An article published in “The Astrophysical Journal Letters” reports a research on the very young star SU Aurigae, or simply SU Aur, and on the protoplanetary disk around it. A team of researchers used new observations conducted with the SPHERE instrument on the VLT, combining them with old observations conducted with the NaCo instrument, also on the VLT, with the Hubble Space Telescope, and with the ALMA radio telescope to study the disk. It has a sort of tail of dust that comes from a nebula that is probably the result of a collision between the star and a cloud of gas and dust.
Just over 500 light-years from Earth, SU Aur is a very young star, estimated to be between 4 and 5 million years old. It hasn’t yet completed its formation process, and that already makes it interesting to study protostars that have yet to enter their main sequence, the stable phase in which a star spends most of its life. The disk of gas and dust that surrounds SU Aur represents another reason for interest and for this reason it has already been the subject of study in the past.
ESO’s VLT (Very Large Telescope) in Chile has already been used to observe SU Aur, for example with the NaCo instrument, which was decommissioned in 2019. It was actually a combination of two instruments and the name was in fact the contraction of the names of the Nasmyth Adaptive Optics System (NAOS) and the Near-Infrared Imager and Spectrograph (CONICA).
The Spectro-Polarimetric High-contrast Exoplanet REsearch (SPHERE) instrument, activated in June 2014, was used in a large observational program called the Disk Evolution Study Through Imaging of Nearby Young Stars (DESTINYS). This program has been carried out with a particular focus on a group of protoplanetary disks around stars with mass less than or equal to the Sun’s in star-forming regions in the cosmic neighborhood, within more or less 720 light-years from Earth.

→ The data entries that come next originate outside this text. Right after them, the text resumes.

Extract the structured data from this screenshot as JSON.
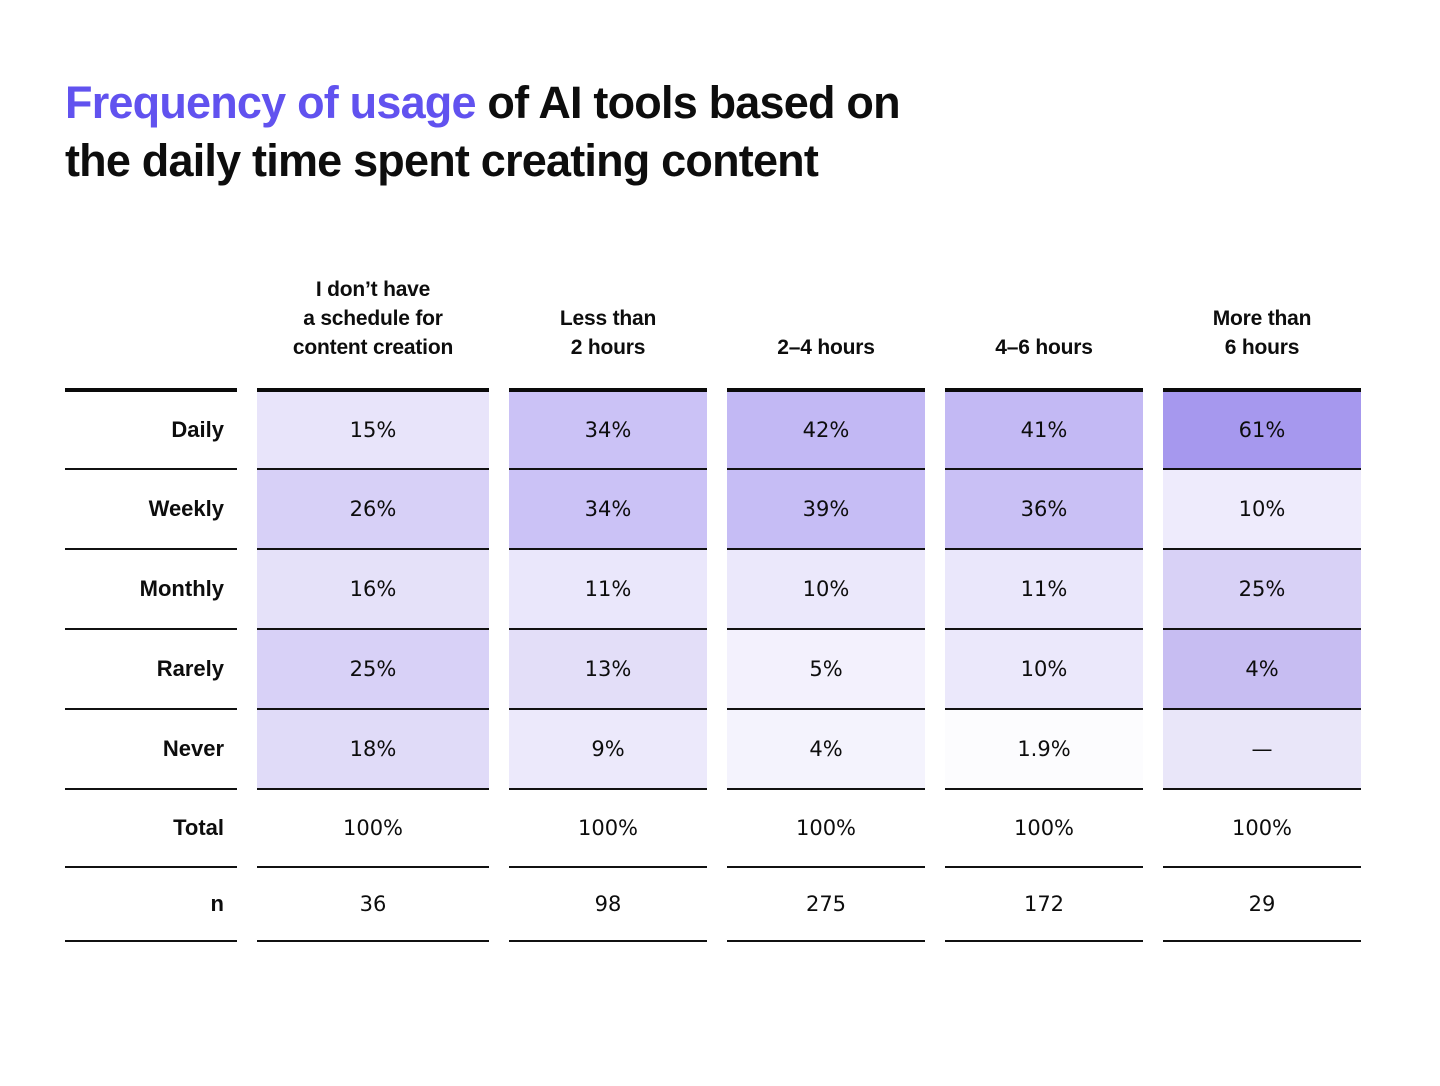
{
  "colors": {
    "accent": "#6152EF",
    "text": "#0D0D0D",
    "line": "#111111",
    "background": "#FFFFFF"
  },
  "title": {
    "highlight": "Frequency of usage",
    "rest_after": " of AI tools based on",
    "line2": "the daily time spent creating content"
  },
  "chart_data": {
    "type": "heatmap",
    "title": "Frequency of usage of AI tools based on the daily time spent creating content",
    "columns": [
      "I don’t have a schedule for content creation",
      "Less than 2 hours",
      "2–4 hours",
      "4–6 hours",
      "More than 6 hours"
    ],
    "rows": [
      "Daily",
      "Weekly",
      "Monthly",
      "Rarely",
      "Never"
    ],
    "values_percent": [
      [
        15,
        34,
        42,
        41,
        61
      ],
      [
        26,
        34,
        39,
        36,
        10
      ],
      [
        16,
        11,
        10,
        11,
        25
      ],
      [
        25,
        13,
        5,
        10,
        4
      ],
      [
        18,
        9,
        4,
        1.9,
        null
      ]
    ],
    "totals_percent": [
      100,
      100,
      100,
      100,
      100
    ],
    "sample_sizes": [
      36,
      98,
      275,
      172,
      29
    ],
    "legend_position": "none",
    "grid": "horizontal-rules"
  },
  "table": {
    "row_labels": [
      "Daily",
      "Weekly",
      "Monthly",
      "Rarely",
      "Never",
      "Total",
      "n"
    ],
    "columns": [
      {
        "header_lines": [
          "I don’t have",
          "a schedule for",
          "content creation"
        ],
        "cells": [
          {
            "text": "15%",
            "bg": "#E8E4FA"
          },
          {
            "text": "26%",
            "bg": "#D7D0F7"
          },
          {
            "text": "16%",
            "bg": "#E5E1F9"
          },
          {
            "text": "25%",
            "bg": "#D8D1F7"
          },
          {
            "text": "18%",
            "bg": "#E0DBF8"
          }
        ],
        "total": "100%",
        "n": "36"
      },
      {
        "header_lines": [
          "Less than",
          "2 hours"
        ],
        "cells": [
          {
            "text": "34%",
            "bg": "#CBC2F6"
          },
          {
            "text": "34%",
            "bg": "#CBC2F6"
          },
          {
            "text": "11%",
            "bg": "#EAE7FB"
          },
          {
            "text": "13%",
            "bg": "#E3DEF8"
          },
          {
            "text": "9%",
            "bg": "#ECE9FB"
          }
        ],
        "total": "100%",
        "n": "98"
      },
      {
        "header_lines": [
          "2–4 hours"
        ],
        "cells": [
          {
            "text": "42%",
            "bg": "#C2B8F4"
          },
          {
            "text": "39%",
            "bg": "#C6BDF5"
          },
          {
            "text": "10%",
            "bg": "#EBE8FB"
          },
          {
            "text": "5%",
            "bg": "#F3F1FD"
          },
          {
            "text": "4%",
            "bg": "#F4F3FD"
          }
        ],
        "total": "100%",
        "n": "275"
      },
      {
        "header_lines": [
          "4–6 hours"
        ],
        "cells": [
          {
            "text": "41%",
            "bg": "#C3B9F4"
          },
          {
            "text": "36%",
            "bg": "#C9C0F5"
          },
          {
            "text": "11%",
            "bg": "#EAE7FB"
          },
          {
            "text": "10%",
            "bg": "#EBE8FB"
          },
          {
            "text": "1.9%",
            "bg": "#FCFCFE"
          }
        ],
        "total": "100%",
        "n": "172"
      },
      {
        "header_lines": [
          "More than",
          "6 hours"
        ],
        "cells": [
          {
            "text": "61%",
            "bg": "#A698EE"
          },
          {
            "text": "10%",
            "bg": "#EEEBFC"
          },
          {
            "text": "25%",
            "bg": "#D8D1F6"
          },
          {
            "text": "4%",
            "bg": "#C7BDF2"
          },
          {
            "text": "—",
            "bg": "#E9E6F9"
          }
        ],
        "total": "100%",
        "n": "29"
      }
    ]
  }
}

The DESTINYS program also made it possible to obtain new observations of SU Aur, the most detailed of its protoplanetary disk. The researchers added the observations conducted with NaCo and others conducted with the Hubble Space Telescope and the ALMA (Atacama Large Millimeter/Submillimeter Array) radio telescope.
The image captured by SPHERE obscures the star because this instrument was specifically designed to directly observe exoplanets, so the star’s light must be blocked to allow far less bright objects to appear in the image. In the case of SU Aur, there are no planets formed yet, but there is a protoplanetary disk with an interesting dust tail.
According to the researchers, the tail is made up of dust coming from a nebula that is likely the result of a collision between the star and a cloud of gas and dust. That’s a star-forming region, so gas and dust tend to form more or less large clouds that can collide. In this case, gas and dust are still feeding materials to the SU Aur system. Understanding if this situation can create instability in the protoplanetary disk and the consequences on the planetary formation process represents a subject for future studies of this system.
SU Aur has also been studied in relation to another protostar existing in that area, AB Aurigae or AB Aur. The two of them could form a very wide binary system, and this makes it difficult to measure their possible orbits around each other. In short, these are really interesting systems to study the mechanisms of the formation of stars and planets.